Au Liban, des bibliothèques adaptées à leur environnement linguistique

Par Clarisse Chebli, bibliothécaire
Photographie de Clarisse Chebli

Dans le contexte multilingue et multiculturel du Liban, quelle offre de livres trouve-t-on dans les bibliothèques ? Quelles sont les langues représentées dans les fonds ? Selon quels critères sont-elles choisies ?

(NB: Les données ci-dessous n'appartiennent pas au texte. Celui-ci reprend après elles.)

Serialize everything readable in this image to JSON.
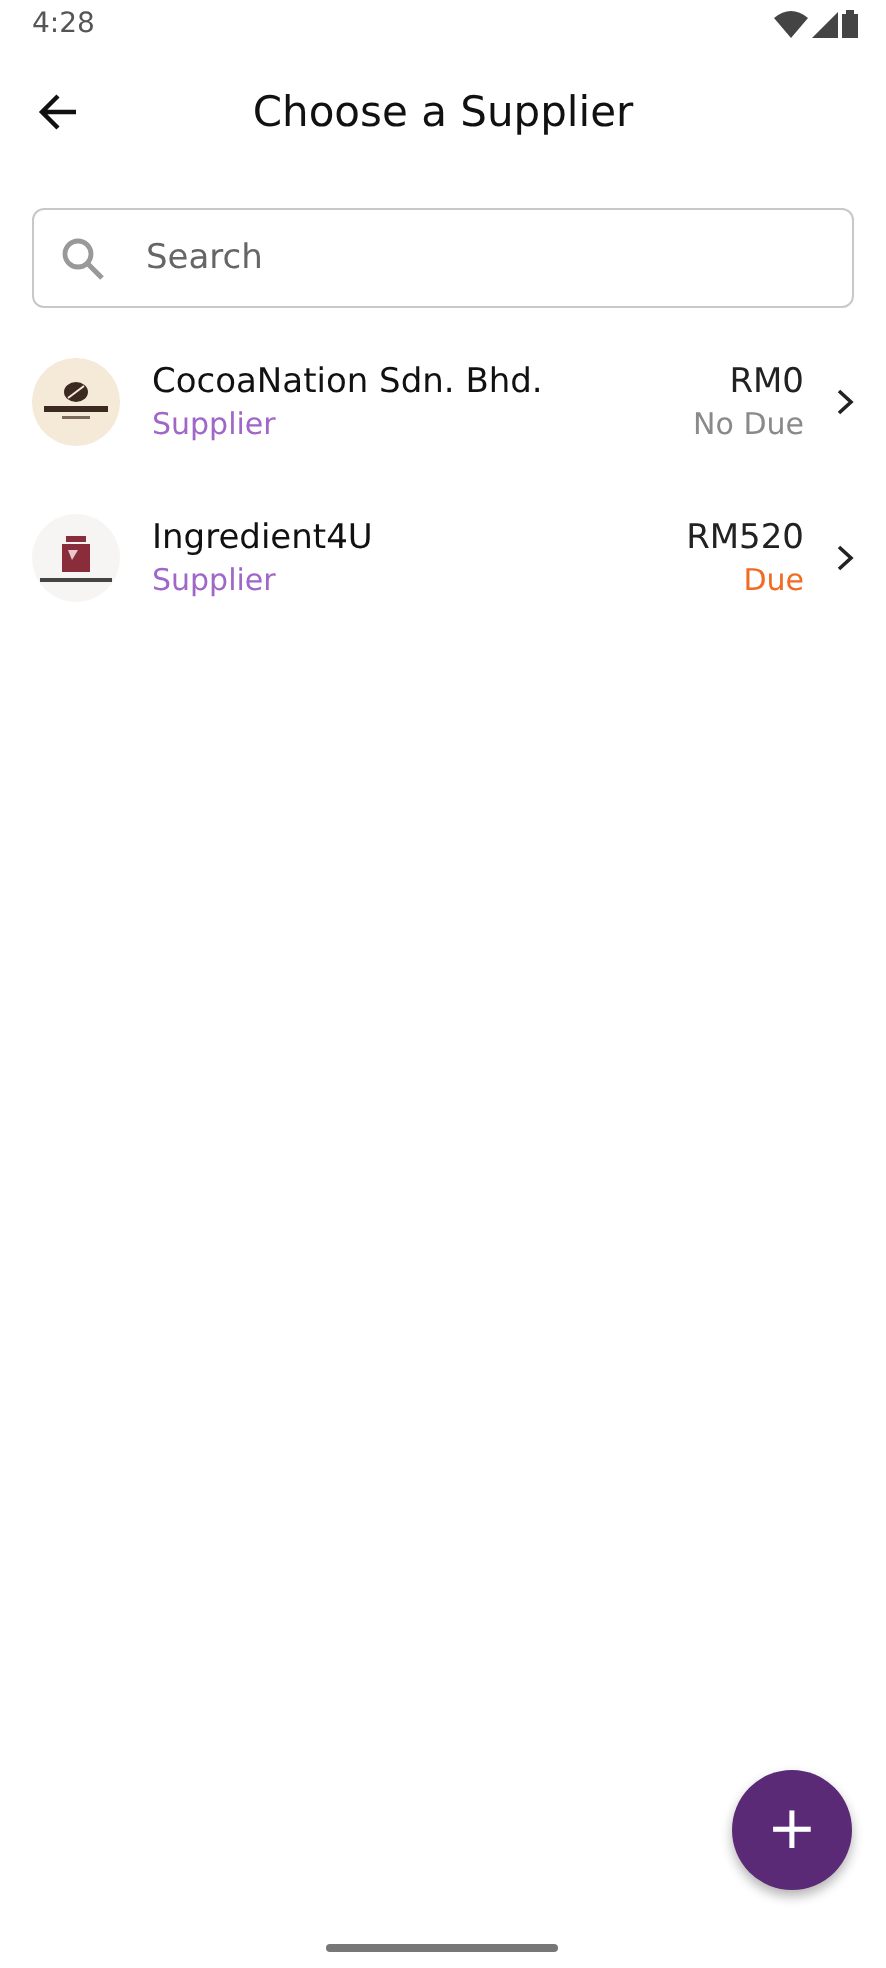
{
  "status_bar": {
    "time": "4:28"
  },
  "header": {
    "title": "Choose a Supplier"
  },
  "search": {
    "placeholder": "Search"
  },
  "suppliers": [
    {
      "name": "CocoaNation Sdn. Bhd.",
      "role": "Supplier",
      "amount": "RM0",
      "status": "No Due",
      "due": false
    },
    {
      "name": "Ingredient4U",
      "role": "Supplier",
      "amount": "RM520",
      "status": "Due",
      "due": true
    }
  ],
  "fab": {
    "label": "+"
  }
}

Clarisse Chebli, bibliothécaire, membre de l'Association ASSABIL (les Amis des bibliothèques publiques au Liban), nous donne quelques clés pour comprendre le positionnement des bibliothèques dans ce contexte particulier.

 

Le Liban accueille un grand nombre de travailleurs venus de pays comme les Philippines, le Sri-Lanka et l’Éthiopie, ainsi que des communautés qui s’y sont réfugiées, comme les Irakiens récemment ou les Arméniens plus anciennement. Un grand nombre de ressortissants libanais se sont expatriés dans différents pays du monde et constituent la diaspora libanaise. Les langues d’enseignement au Liban sont l’arabe, le français, l’anglais, ainsi que les langues minoritaires propres à chaque communauté et enseignées au sein de celles-ci.

 

Une bibliothèque publique doit tenir compte de ces données. Dans les bibliothèques de notre réseau, nous proposons essentiellement des livres en arabe (35% du fonds), français (43%) et anglais (19%). Mais nous avons aussi des livres en allemand et en espagnol, nécessaires pour les Libanais qui veulent voyager ou s’expatrier dans les pays germanophones et hispanophones, et des livres en sri-lankais et en arménien, pour répondre aux besoins de ces communautés qui doivent avoir accès aux livres dans leur langue maternelle. Ces ouvrages en langues diverses constituent 3% de nos fonds.

 

La difficulté pour nous est de trouver suffisamment de titres dans les langues minoritaires. Il n’est pas toujours facile de se procurer un nombre conséquent de titres en sri-lankais ou en arménien au Liban. Nous prenons donc tout ce que nous trouvons, même si la qualité laisse parfois à désirer. De plus, il est difficile de faire des animations en utilisant les livres en langues minoritaires, ces langues n’étant pas parlées par le personnel des bibliothèques. Faire appel à des intervenants extérieurs serait une idée… Actuellement, nous nous contentons de bien exposer ces livres et de les prêter.

 

La question des ouvrages en arabe dialectal libanais se pose aussi. Cette langue n’étant pas utilisée dans les programmes scolaires, les parents ne sont pas toujours enclins à laisser leurs enfants lire des ouvrages dans cette langue, la lecture étant perçue d’abord comme devant être utile pour l’école. Mais les quelques livres qui sont publiés en arabe dialectal libanais sont lus sans problème par les enfants. La présence d’une offre éditoriale dans cette langue nous semble nécessaire : il faut aussi avoir des livres qui « parlent comme nous parlons ».

 

Nous avons à cœur de nous adapter aux quartiers dans lesquels sont implantées nos bibliothèques. Ainsi, le quartier de Bachoura, à Beyrouth, compte un public plutôt arabophone, le fonds de notre bibliothèque comporte donc plus de livres en langue arabe. Dans la région du Hermel où le français est la seconde langue d’enseignement dans les écoles, nous proposons plus de livres en français. Nous ne proposons donc pas un choix unique dans l’ensemble de notre réseau, chaque bibliothèque s’adapte à son environnement.